Generally categorized as individuals born between 1980-1995, Millennials seem to have a unique view of the world and their living situation. “Many reports show that Millennials tend to live with their parents during and after their college years,” said Melissa Hailey, CCAR President-Elect and owner of North Texas Top Team. “This generation is still finding out how expensive it is in the ‘real world.’” Hailey said Millennials oftentimes have to consider which takes precedence: Having their own place or continuing the lifestyle they are accustomed to, which places a value on acquiring the hottest new technology, dining out frequently, and shopping on a regular basis.

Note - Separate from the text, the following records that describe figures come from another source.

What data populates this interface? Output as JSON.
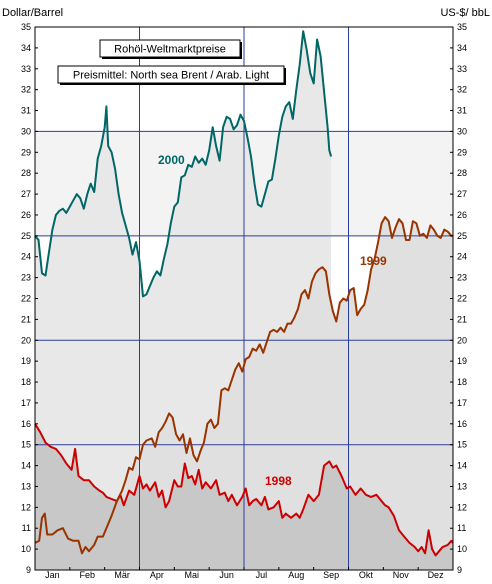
{
  "chart_data": {
    "type": "line",
    "title": "Rohöl-Weltmarktpreise",
    "subtitle": "Preismittel: North sea Brent / Arab. Light",
    "ylabel_left": "Dollar/Barrel",
    "ylabel_right": "US-$/ bbL",
    "ylim": [
      9,
      35
    ],
    "y_ticks": [
      9,
      10,
      11,
      12,
      13,
      14,
      15,
      16,
      17,
      18,
      19,
      20,
      21,
      22,
      23,
      24,
      25,
      26,
      27,
      28,
      29,
      30,
      31,
      32,
      33,
      34,
      35
    ],
    "months": [
      "Jan",
      "Feb",
      "Mär",
      "Apr",
      "Mai",
      "Jun",
      "Jul",
      "Aug",
      "Sep",
      "Okt",
      "Nov",
      "Dez"
    ],
    "grid": true,
    "series": [
      {
        "name": "1998",
        "color": "#cc0000",
        "points": [
          [
            0.0,
            16.0
          ],
          [
            0.15,
            15.6
          ],
          [
            0.3,
            15.1
          ],
          [
            0.45,
            14.9
          ],
          [
            0.6,
            14.8
          ],
          [
            0.75,
            14.5
          ],
          [
            0.9,
            14.1
          ],
          [
            1.05,
            13.8
          ],
          [
            1.15,
            14.8
          ],
          [
            1.25,
            13.5
          ],
          [
            1.4,
            13.3
          ],
          [
            1.55,
            13.3
          ],
          [
            1.7,
            13.0
          ],
          [
            1.85,
            12.8
          ],
          [
            1.95,
            12.7
          ],
          [
            2.05,
            12.5
          ],
          [
            2.2,
            12.4
          ],
          [
            2.35,
            12.3
          ],
          [
            2.45,
            12.6
          ],
          [
            2.55,
            12.1
          ],
          [
            2.7,
            12.8
          ],
          [
            2.85,
            12.6
          ],
          [
            3.0,
            13.5
          ],
          [
            3.1,
            12.9
          ],
          [
            3.2,
            13.1
          ],
          [
            3.3,
            12.8
          ],
          [
            3.45,
            13.2
          ],
          [
            3.55,
            12.5
          ],
          [
            3.65,
            12.8
          ],
          [
            3.75,
            12.0
          ],
          [
            3.85,
            12.3
          ],
          [
            4.0,
            13.3
          ],
          [
            4.1,
            13.0
          ],
          [
            4.2,
            13.0
          ],
          [
            4.3,
            14.1
          ],
          [
            4.4,
            13.4
          ],
          [
            4.5,
            13.5
          ],
          [
            4.6,
            13.1
          ],
          [
            4.7,
            13.8
          ],
          [
            4.8,
            12.9
          ],
          [
            4.9,
            13.2
          ],
          [
            5.05,
            12.9
          ],
          [
            5.2,
            13.3
          ],
          [
            5.3,
            12.6
          ],
          [
            5.45,
            12.7
          ],
          [
            5.55,
            12.3
          ],
          [
            5.65,
            12.6
          ],
          [
            5.8,
            12.1
          ],
          [
            5.95,
            12.5
          ],
          [
            6.05,
            12.9
          ],
          [
            6.15,
            12.1
          ],
          [
            6.25,
            12.3
          ],
          [
            6.35,
            12.4
          ],
          [
            6.5,
            12.1
          ],
          [
            6.6,
            12.5
          ],
          [
            6.7,
            11.9
          ],
          [
            6.85,
            12.0
          ],
          [
            7.0,
            12.3
          ],
          [
            7.1,
            11.5
          ],
          [
            7.2,
            11.7
          ],
          [
            7.35,
            11.5
          ],
          [
            7.5,
            11.7
          ],
          [
            7.6,
            11.5
          ],
          [
            7.7,
            11.9
          ],
          [
            7.85,
            12.6
          ],
          [
            8.0,
            12.3
          ],
          [
            8.15,
            12.6
          ],
          [
            8.3,
            14.0
          ],
          [
            8.45,
            14.2
          ],
          [
            8.55,
            13.9
          ],
          [
            8.65,
            14.0
          ],
          [
            8.8,
            13.5
          ],
          [
            8.95,
            12.9
          ],
          [
            9.05,
            13.0
          ],
          [
            9.2,
            12.6
          ],
          [
            9.35,
            12.9
          ],
          [
            9.5,
            12.6
          ],
          [
            9.65,
            12.5
          ],
          [
            9.8,
            12.6
          ],
          [
            9.95,
            12.3
          ],
          [
            10.05,
            12.1
          ],
          [
            10.15,
            12.0
          ],
          [
            10.3,
            11.6
          ],
          [
            10.45,
            10.9
          ],
          [
            10.6,
            10.6
          ],
          [
            10.75,
            10.3
          ],
          [
            10.9,
            10.1
          ],
          [
            11.0,
            9.9
          ],
          [
            11.1,
            10.1
          ],
          [
            11.2,
            9.8
          ],
          [
            11.3,
            10.9
          ],
          [
            11.4,
            10.0
          ],
          [
            11.5,
            9.7
          ],
          [
            11.6,
            9.9
          ],
          [
            11.7,
            10.1
          ],
          [
            11.85,
            10.2
          ],
          [
            11.95,
            10.4
          ],
          [
            12.0,
            10.3
          ]
        ]
      },
      {
        "name": "1999",
        "color": "#993300",
        "points": [
          [
            0.0,
            10.3
          ],
          [
            0.12,
            10.4
          ],
          [
            0.2,
            11.5
          ],
          [
            0.28,
            11.7
          ],
          [
            0.35,
            10.7
          ],
          [
            0.5,
            10.7
          ],
          [
            0.65,
            10.9
          ],
          [
            0.8,
            11.0
          ],
          [
            0.95,
            10.5
          ],
          [
            1.1,
            10.4
          ],
          [
            1.25,
            10.4
          ],
          [
            1.35,
            9.8
          ],
          [
            1.45,
            10.1
          ],
          [
            1.55,
            9.9
          ],
          [
            1.7,
            10.2
          ],
          [
            1.8,
            10.6
          ],
          [
            1.95,
            10.6
          ],
          [
            2.05,
            11.0
          ],
          [
            2.2,
            11.6
          ],
          [
            2.35,
            12.3
          ],
          [
            2.5,
            12.8
          ],
          [
            2.6,
            13.3
          ],
          [
            2.7,
            13.9
          ],
          [
            2.8,
            13.8
          ],
          [
            2.9,
            14.4
          ],
          [
            3.0,
            14.3
          ],
          [
            3.1,
            15.0
          ],
          [
            3.2,
            15.2
          ],
          [
            3.35,
            15.3
          ],
          [
            3.45,
            14.9
          ],
          [
            3.55,
            15.6
          ],
          [
            3.65,
            15.8
          ],
          [
            3.75,
            16.1
          ],
          [
            3.85,
            16.5
          ],
          [
            3.95,
            16.3
          ],
          [
            4.05,
            15.5
          ],
          [
            4.15,
            15.2
          ],
          [
            4.25,
            15.5
          ],
          [
            4.35,
            14.6
          ],
          [
            4.45,
            15.3
          ],
          [
            4.55,
            14.5
          ],
          [
            4.65,
            14.2
          ],
          [
            4.75,
            14.7
          ],
          [
            4.85,
            15.1
          ],
          [
            4.95,
            16.0
          ],
          [
            5.05,
            16.2
          ],
          [
            5.15,
            15.8
          ],
          [
            5.25,
            16.0
          ],
          [
            5.35,
            17.6
          ],
          [
            5.45,
            17.7
          ],
          [
            5.55,
            17.6
          ],
          [
            5.65,
            18.1
          ],
          [
            5.75,
            18.6
          ],
          [
            5.85,
            18.9
          ],
          [
            5.95,
            18.5
          ],
          [
            6.05,
            19.1
          ],
          [
            6.15,
            19.2
          ],
          [
            6.25,
            19.6
          ],
          [
            6.35,
            19.5
          ],
          [
            6.45,
            19.8
          ],
          [
            6.55,
            19.4
          ],
          [
            6.65,
            19.9
          ],
          [
            6.75,
            20.4
          ],
          [
            6.85,
            20.5
          ],
          [
            6.95,
            20.4
          ],
          [
            7.05,
            20.6
          ],
          [
            7.15,
            20.4
          ],
          [
            7.25,
            20.8
          ],
          [
            7.35,
            20.8
          ],
          [
            7.45,
            21.1
          ],
          [
            7.55,
            21.5
          ],
          [
            7.65,
            22.2
          ],
          [
            7.75,
            22.4
          ],
          [
            7.85,
            22.0
          ],
          [
            7.95,
            22.8
          ],
          [
            8.05,
            23.2
          ],
          [
            8.15,
            23.4
          ],
          [
            8.25,
            23.5
          ],
          [
            8.35,
            23.3
          ],
          [
            8.45,
            22.2
          ],
          [
            8.55,
            21.4
          ],
          [
            8.65,
            20.9
          ],
          [
            8.75,
            21.8
          ],
          [
            8.85,
            22.0
          ],
          [
            8.95,
            21.9
          ],
          [
            9.05,
            22.4
          ],
          [
            9.15,
            22.5
          ],
          [
            9.25,
            21.2
          ],
          [
            9.35,
            21.5
          ],
          [
            9.45,
            21.7
          ],
          [
            9.55,
            22.4
          ],
          [
            9.65,
            23.4
          ],
          [
            9.75,
            23.9
          ],
          [
            9.85,
            24.7
          ],
          [
            9.95,
            25.6
          ],
          [
            10.05,
            25.9
          ],
          [
            10.15,
            25.7
          ],
          [
            10.25,
            24.9
          ],
          [
            10.35,
            25.4
          ],
          [
            10.45,
            25.8
          ],
          [
            10.55,
            25.6
          ],
          [
            10.65,
            24.8
          ],
          [
            10.75,
            24.8
          ],
          [
            10.85,
            25.7
          ],
          [
            10.95,
            25.6
          ],
          [
            11.05,
            25.0
          ],
          [
            11.15,
            25.1
          ],
          [
            11.25,
            24.9
          ],
          [
            11.35,
            25.5
          ],
          [
            11.45,
            25.3
          ],
          [
            11.55,
            25.0
          ],
          [
            11.65,
            24.9
          ],
          [
            11.75,
            25.3
          ],
          [
            11.85,
            25.2
          ],
          [
            11.95,
            25.0
          ],
          [
            12.0,
            25.0
          ]
        ]
      },
      {
        "name": "2000",
        "color": "#006666",
        "points": [
          [
            0.0,
            25.0
          ],
          [
            0.1,
            24.8
          ],
          [
            0.2,
            23.2
          ],
          [
            0.3,
            23.1
          ],
          [
            0.4,
            24.2
          ],
          [
            0.5,
            25.3
          ],
          [
            0.6,
            26.0
          ],
          [
            0.7,
            26.2
          ],
          [
            0.8,
            26.3
          ],
          [
            0.9,
            26.1
          ],
          [
            1.0,
            26.4
          ],
          [
            1.1,
            26.7
          ],
          [
            1.2,
            27.0
          ],
          [
            1.3,
            26.8
          ],
          [
            1.4,
            26.3
          ],
          [
            1.5,
            27.0
          ],
          [
            1.6,
            27.5
          ],
          [
            1.7,
            27.1
          ],
          [
            1.8,
            28.7
          ],
          [
            1.9,
            29.3
          ],
          [
            2.0,
            30.2
          ],
          [
            2.05,
            31.2
          ],
          [
            2.1,
            29.3
          ],
          [
            2.2,
            29.0
          ],
          [
            2.3,
            28.2
          ],
          [
            2.4,
            27.0
          ],
          [
            2.5,
            26.1
          ],
          [
            2.6,
            25.5
          ],
          [
            2.7,
            24.9
          ],
          [
            2.8,
            24.1
          ],
          [
            2.9,
            24.7
          ],
          [
            3.0,
            23.8
          ],
          [
            3.1,
            22.1
          ],
          [
            3.2,
            22.2
          ],
          [
            3.3,
            22.6
          ],
          [
            3.4,
            23.0
          ],
          [
            3.5,
            23.3
          ],
          [
            3.6,
            23.1
          ],
          [
            3.7,
            23.9
          ],
          [
            3.8,
            24.6
          ],
          [
            3.9,
            25.6
          ],
          [
            4.0,
            26.4
          ],
          [
            4.1,
            26.6
          ],
          [
            4.2,
            27.8
          ],
          [
            4.3,
            27.9
          ],
          [
            4.4,
            28.4
          ],
          [
            4.5,
            28.3
          ],
          [
            4.6,
            28.8
          ],
          [
            4.7,
            28.5
          ],
          [
            4.8,
            28.7
          ],
          [
            4.9,
            28.4
          ],
          [
            5.0,
            29.1
          ],
          [
            5.1,
            30.2
          ],
          [
            5.2,
            29.3
          ],
          [
            5.3,
            28.6
          ],
          [
            5.4,
            30.2
          ],
          [
            5.5,
            30.7
          ],
          [
            5.6,
            30.6
          ],
          [
            5.7,
            30.1
          ],
          [
            5.8,
            30.3
          ],
          [
            5.9,
            30.8
          ],
          [
            6.0,
            30.5
          ],
          [
            6.1,
            29.7
          ],
          [
            6.2,
            28.8
          ],
          [
            6.3,
            27.5
          ],
          [
            6.4,
            26.5
          ],
          [
            6.5,
            26.4
          ],
          [
            6.6,
            27.0
          ],
          [
            6.7,
            27.6
          ],
          [
            6.8,
            27.7
          ],
          [
            6.9,
            28.7
          ],
          [
            7.0,
            29.8
          ],
          [
            7.1,
            30.7
          ],
          [
            7.2,
            31.2
          ],
          [
            7.3,
            31.4
          ],
          [
            7.4,
            30.6
          ],
          [
            7.5,
            32.0
          ],
          [
            7.6,
            33.2
          ],
          [
            7.7,
            34.8
          ],
          [
            7.8,
            33.9
          ],
          [
            7.9,
            32.8
          ],
          [
            8.0,
            32.3
          ],
          [
            8.1,
            34.4
          ],
          [
            8.2,
            33.6
          ],
          [
            8.3,
            31.9
          ],
          [
            8.4,
            30.2
          ],
          [
            8.45,
            29.1
          ],
          [
            8.5,
            28.8
          ]
        ]
      }
    ]
  }
}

“Many times, they find that living with family is a more affordable option–or maybe the only option–to continue that lifestyle,” she said. “However, my children are in this generation, and none of them are living at home with us…yet.”
In decades past, there was a stigma associated with being an adult who still lived with his or her parents. Today, however, this is common for 20- and 30-somethings. In a 2014 Pew Research Center census data report, it stated that “for the first time in more than 130 years, 18- to 34-year-olds in the U.S. were more likely to be living in their parents’ home than with a spouse or partner in their own household.”
Some experts have alluded to debt caused by the cost of rising college tuition as one possible reason behind this growing phenomenon. Others cite the lack of high-paying jobs, the cost of living, and the lack of affordable housing.
Although the percentage of Millennials who opt to stay with their parents has increased significantly, other Millennials have found ways to make home ownership both possible and affordable. “I believe that Millennials are open to other housing options,” Hailey said. “Those could include renting long-term, roommates, tiny houses, condos, and multi-generational housing.”
For Baby Boomers, their concern is not primarily focused on the cost of homes. Rather, they seek homes that adapt to the challenges of aging. Baby Boomers usually elect to transition from larger to smaller homes as they generally look to down-size their living arrangements.
“The catch is that many of them want the upgrades and updates that they are accustomed to in their current homes,” Hailey said. “Our market definitely has room for building upscale, smaller, single-story homes for this generation.”
According to the National Association of Home Builders, Baby Boomers, individuals born between 1946-1964, want a variety of options that suite their more active and sophisticated lifestyles. These include home offices for second careers or part-time work, wider doors and hallways for wheelchair accessibility, bigger windows and better lighting, and low-maintenance exteriors and landscaping.
While some Baby Boomers consider townhomes as an option, others prefer a single-level residence to accommodate their long-term living plan. “They are concerned with aging in place and while stairs may not be an issue today, it could pose problems in their future,” Hailey said.